La conclusión para las fuerzas de la izquierda
más decididas a reformar es huir de las etiquetas y de apriorísticas
clasificaciones sobre los más afines y buscar acuerdos con quienes estén
comprometidos con la regeneración del país, en particular con los sectores
sociales más afectados por la crisis y con la población asalariada; atención
que pueden fingir pero no sentir quienes están vinculados a empresas
transnacionales, a los oligopolios, a la especulación financiera, a la
inversión a corto plazo o a los paraísos fiscales, porque sus intereses están
situados fuera del país, anidando aquí o allá, buscando la máxima rentabilidad
a sus inversiones. Su patria es el mercado globalizado y a él se deben, como lo
demuestran cada día.
Lo
deseable sería llegar a una serie de reformas políticas y económicas sin un
final determinado de antemano por los que tienen la capacidad de imponer los
límites por encima de los deseos de los ciudadanos, y sin importar la etiqueta
que merezca ese proceso. Lo importante es cambiar, no dilucidar desde antes si
se trata de una reforma o de una ruptura, de un proceso constituyente o reconstituyente,
pues es indiferente el término con que se quiera bautizar, que en cualquier
caso quedará como tarea para los historiadores, mientras contenga un profundo
sentido democrático y pretenda aumentar la soberanía de los ciudadanos sobre su
país, sobre sus representantes, sobre sus instituciones y, en definitiva, sobre
sus propias vidas. Entonces veremos si hemos entrado en una etapa que se
distingue de la anterior por una forma nueva de entender la política o si
seguimos empantanados en la vieja.
A
propósito de esto último y como despedida, permitan los lectores que les
“arrime” un par de citas, una es del filósofo español José Ortega y Gasset,
escrita hace justamente cien años, en Vieja
y nueva política. Dice así: Dos
Españas que viven juntas y que son perfectamente extrañas. Una España oficial,
que se obstina en prolongar los gestos de una edad fenecida, y otra España
aspirante, germinal, una España vital, tal vez no muy fuerte pero vital,
sincera, honrada, la cual, estorbada por la otra, no acierta a entrar de lleno
en la historia.
Ahí
están las dos tendencias, los dos relatos que revelan la España antigua y
moderna, la España escindida, repetitiva y cansina.
La
otra cita es el párrafo con que Santos Juliá concluye su libro Historias de las dos Españas, donde
afirma: Es posible que la ciencia, como
sostiene Lyotard, sea incompatible con los grandes relatos: es seguro que la
democracia los destruye.
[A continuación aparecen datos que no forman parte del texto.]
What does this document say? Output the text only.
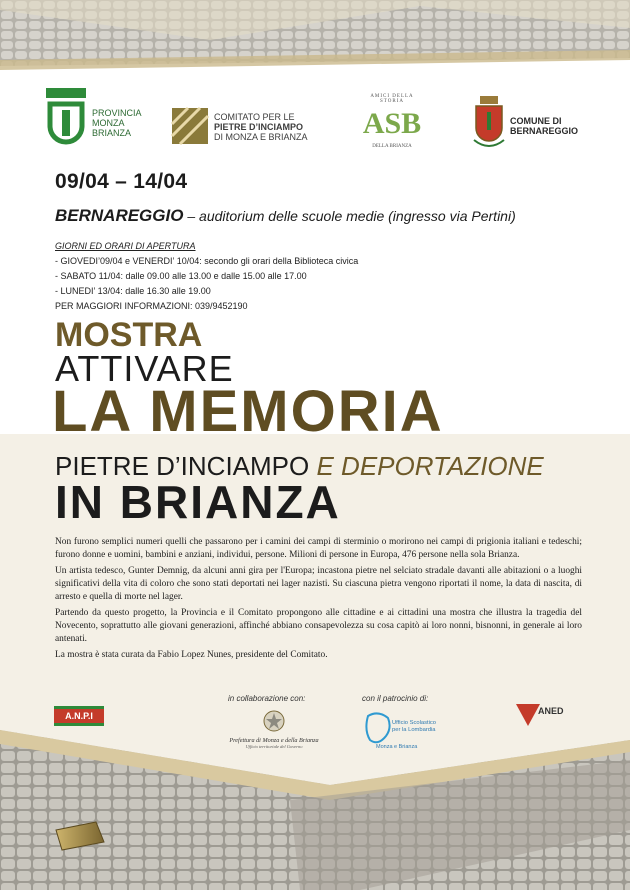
PROVINCIA
MONZA
BRIANZA
COMITATO PER LE
PIETRE D’INCIAMPO
DI MONZA E BRIANZA
AMICI DELLA STORIA
ASB
DELLA BRIANZA
COMUNE DI
BERNAREGGIO
09/04 – 14/04
BERNAREGGIO – auditorium delle scuole medie (ingresso via Pertini)
GIORNI ED ORARI DI APERTURA
- GIOVEDI’09/04 e VENERDI’ 10/04: secondo gli orari della Biblioteca civica
- SABATO 11/04: dalle 09.00 alle 13.00 e dalle 15.00 alle 17.00
- LUNEDI’ 13/04: dalle 16.30 alle 19.00
PER MAGGIORI INFORMAZIONI: 039/9452190
MOSTRA
ATTIVARE
LA MEMORIA
PIETRE D’INCIAMPO E DEPORTAZIONE
IN BRIANZA

Non furono semplici numeri quelli che passarono per i camini dei campi di sterminio o morirono nei campi di prigionia italiani e tedeschi; furono donne e uomini, bambini e anziani, individui, persone. Milioni di persone in Europa, 476 persone nella sola Brianza.

Un artista tedesco, Gunter Demnig, da alcuni anni gira per l'Europa; incastona pietre nel selciato stradale davanti alle abitazioni o a luoghi significativi della vita di coloro che sono stati deportati nei lager nazisti. Su ciascuna pietra vengono riportati il nome, la data di nascita, di arresto e quella di morte nel lager.

Partendo da questo progetto, la Provincia e il Comitato propongono alle cittadine e ai cittadini una mostra che illustra la tragedia del Novecento, soprattutto alle giovani generazioni, affinché abbiano consapevolezza su cosa capitò ai loro nonni, bisnonni, in generale ai loro antenati.

La mostra è stata curata da Fabio Lopez Nunes, presidente del Comitato.

A.N.P.I
in collaborazione con:
Prefettura di Monza e della Brianza
Ufficio territoriale del Governo
con il patrocinio di:
Ufficio Scolastico per la Lombardia
Monza e Brianza
ANED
Cuando se habla el lenguaje de la democracia resulta,
más que embarazoso, ridículo remontarse a los orígenes eternos de la nación, a
la grandeza del pasado, a las guerras contra invasores y traidores; carece de
sentido hablar de unidad de la cultura, de identidades propias, de esencias
católicas; los relatos de decadencia, muerte y resurrección, las disquisiciones
sobre España como problema o España sin problema se convierten en curiosidades
de tiempos pasados. El lenguaje de la democracia habla de Constitución, de
derechos y libertades individuales, de separación y equilibrio de poderes y,
entre españoles, de integración en el mundo occidental, de ser como los
europeos. Nada sobre lo que se pueda construir un gran relato.
Podría
creerse que, en este momento, por la ausencia de un relato verosímil sobre este
país, nos encontramos más cerca de lo que sostiene Juliá en ese parágrafo, pero
la crisis institucional, el descrédito de la clase política, el deterioro de la
vida pública y la desafección de los ciudadanos, incluso respecto a Europa,
indican que esa etapa ha quedado atrás o más bien que no habíamos llegado a
ella.
Marzo
de 2015.
Perdidos. España sin pulso y
sin rumbo. Epílogo. (La linterna sorda, 2015).